India’s leading global IT services provider Patni Computer Systems Limited, has announced its plan to move all new BPO business of the company to MindSpace Special Economic Zone (SEZ) in Gujarat. Thus Gandhinagar will be a major hub of the company instead of Noida where company’s BPO business is bieng run from. Patni Computer has launched its offshore development centre (ODC) at the MindSpace SEZ in Gandhinagar already.
BPO forms only 15 per cent of Patni Computer’s total business of $ 656 million (Rs 3,000 crore approx.) as on financial year 2009, however the company expects a growth of 45 per cent in its BPO business.
According to the company, the move is triggered by a recent deal signed by Patni Computer to provide Product Engineering Services (PES) and Application Development Management (ADM) services to a leading UK-based enterprise. While the phase one of the SEZ ODC comprises 15,263 sq ft of planned area, the second phase consists of 18,244 sq ft.Currently, the headcount at the company’s existing centre in Gujarat stands at 400. The company plans to hire an additional 350 at the new centre, taking the total to over 750 employees in the next one year.

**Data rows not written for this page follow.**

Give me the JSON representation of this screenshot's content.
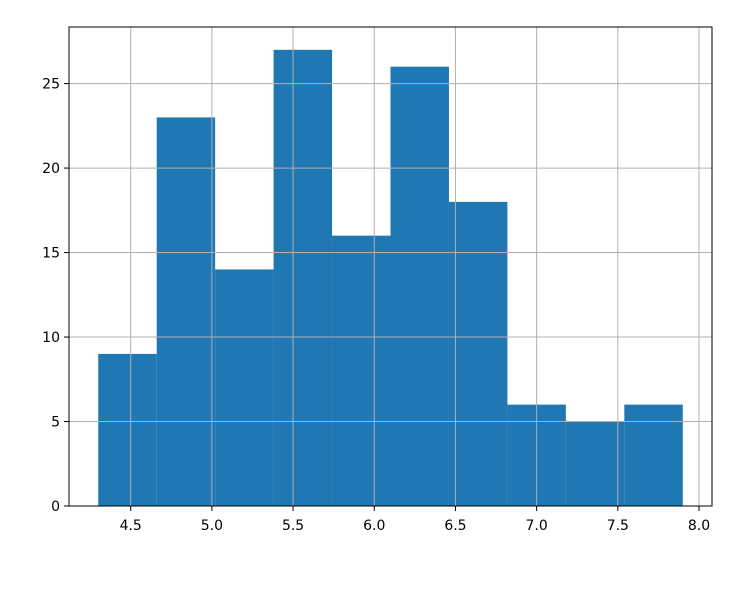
{
  "chart_data": {
    "type": "histogram",
    "bins": [
      4.3,
      4.66,
      5.02,
      5.38,
      5.74,
      6.1,
      6.46,
      6.82,
      7.18,
      7.54,
      7.9
    ],
    "values": [
      9,
      23,
      14,
      27,
      16,
      26,
      18,
      6,
      5,
      6
    ],
    "color": "#1f77b4",
    "xlim": [
      4.12,
      8.08
    ],
    "xticks": [
      4.5,
      {
        "value": 5,
        "label": "5.0"
      },
      5.5,
      {
        "value": 6,
        "label": "6.0"
      },
      6.5,
      {
        "value": 7,
        "label": "7.0"
      },
      7.5,
      {
        "value": 8,
        "label": "8.0"
      }
    ],
    "ylim": [
      0,
      28.35
    ],
    "yticks": [
      0,
      5,
      10,
      15,
      20,
      25
    ],
    "grid": true
  }
}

“The inauguration of our new facility in Gandhinagar demonstrates our sustained commitment to this region. We are looking at strengthening our presence in this burgeoning IT delivery hub and expect Gandhinagar to play a crucial part in this delivery expansion strategy. We are doubling our capacity in Gandhinagar from the current 400 seats in the STPI to 770-800 with the launch of ODC facility in the SEZ. Moreover, all our new BPO work, which currently happens in Noida, will move to Gandhinagar because what makes the city attractive is the infrastructure here,” said Jeya Kumar, chief executive officer, Patni Computer Systems Limited.
While in 2009 the company didn’t hire anyone, in 2010 Patni has hired 4,000 so far, taking the total strength of the company to 17,000. Patni, which opened new delivery centres in Mexico, Texas and China, expects to grow by seven per cent for the year 2010 and 15 per cent by 2011.